Monday, January 3, 2011


1/2 lb. yellow wax beans, ends trimmed
1/2 lb. green beans, ends trimmed
6 radishes, thinly sliced; optional
2 ribs celery trimmed, cut into thin 3-inch long strips
2 Tbsp. extra-virgin olive oil
1 tsp. kosher salt
1/2 tsp. ground black pepper
8 rib lamb chops, 1 inch thick
1 tsp. garlic powder
1 1/2 tsp. grated lime zest
2 Tbsp. lime juice
3/4 c. pineapple juice
2 tsp. unsalted butter
1/4 c. fresh mint leaves, sliced into thin strips

Bring a saucepan of salted water to a boil; add yellow and green beans and blanch for 1-2 minutes, or until tender-crisp, Drain; refresh under cold water; drain again. Halve beans lengthwise. Toss on a serving plate with radishes, celery, 1 Tbsp. of the olive oil, 1/2 tsp. salt, and 1/4 tsp. black pepper.
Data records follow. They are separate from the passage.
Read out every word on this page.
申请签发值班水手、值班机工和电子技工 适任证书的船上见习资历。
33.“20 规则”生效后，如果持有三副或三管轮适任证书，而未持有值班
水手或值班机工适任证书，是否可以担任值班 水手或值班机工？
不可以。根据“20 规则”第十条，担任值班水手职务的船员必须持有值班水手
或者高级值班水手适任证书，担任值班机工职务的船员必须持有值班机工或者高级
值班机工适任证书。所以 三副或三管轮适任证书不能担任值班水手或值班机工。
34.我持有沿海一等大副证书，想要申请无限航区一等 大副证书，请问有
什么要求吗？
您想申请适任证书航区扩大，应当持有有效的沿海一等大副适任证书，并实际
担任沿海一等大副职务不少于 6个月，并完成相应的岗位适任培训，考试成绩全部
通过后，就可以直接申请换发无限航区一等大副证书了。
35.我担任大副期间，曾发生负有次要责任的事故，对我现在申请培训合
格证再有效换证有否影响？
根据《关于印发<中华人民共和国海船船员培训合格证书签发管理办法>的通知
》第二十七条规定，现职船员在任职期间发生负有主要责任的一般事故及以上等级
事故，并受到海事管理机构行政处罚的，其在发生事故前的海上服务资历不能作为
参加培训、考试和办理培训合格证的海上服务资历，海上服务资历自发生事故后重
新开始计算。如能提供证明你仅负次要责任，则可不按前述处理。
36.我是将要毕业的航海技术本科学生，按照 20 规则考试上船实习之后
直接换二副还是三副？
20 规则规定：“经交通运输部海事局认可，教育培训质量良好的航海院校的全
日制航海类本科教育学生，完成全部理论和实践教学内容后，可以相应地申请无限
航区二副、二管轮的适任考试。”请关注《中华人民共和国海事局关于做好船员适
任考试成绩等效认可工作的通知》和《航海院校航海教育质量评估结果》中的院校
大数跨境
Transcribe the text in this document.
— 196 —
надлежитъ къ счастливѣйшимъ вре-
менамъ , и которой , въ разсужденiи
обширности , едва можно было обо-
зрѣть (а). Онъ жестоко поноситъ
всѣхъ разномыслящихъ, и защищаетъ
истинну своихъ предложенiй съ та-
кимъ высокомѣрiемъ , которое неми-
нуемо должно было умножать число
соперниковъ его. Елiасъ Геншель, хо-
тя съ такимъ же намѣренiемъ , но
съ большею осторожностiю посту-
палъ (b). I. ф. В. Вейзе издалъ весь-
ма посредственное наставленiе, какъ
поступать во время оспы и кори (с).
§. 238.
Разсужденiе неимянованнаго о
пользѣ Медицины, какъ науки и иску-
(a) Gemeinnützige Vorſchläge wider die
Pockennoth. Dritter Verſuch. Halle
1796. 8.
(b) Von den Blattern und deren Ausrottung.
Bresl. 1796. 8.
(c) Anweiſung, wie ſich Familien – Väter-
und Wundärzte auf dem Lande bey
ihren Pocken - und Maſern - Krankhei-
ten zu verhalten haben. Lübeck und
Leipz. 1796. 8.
Heat a large nonstick skillet over medium-high heat. Brush chops with remaining olive oil, then rub with remaining salt and pepper, garlic powder, and lime zest. Cook chops 2-3 minutes per side for medium-rare. Arrange chops on top of salad and drizzle with lime juice. Carefully deglaze skillet with water, then add pineapple juice and boil until reduced by half. Remove from heat; swirl in butter until emulsified. Stir in mint. Spoon sauce over chops and salad.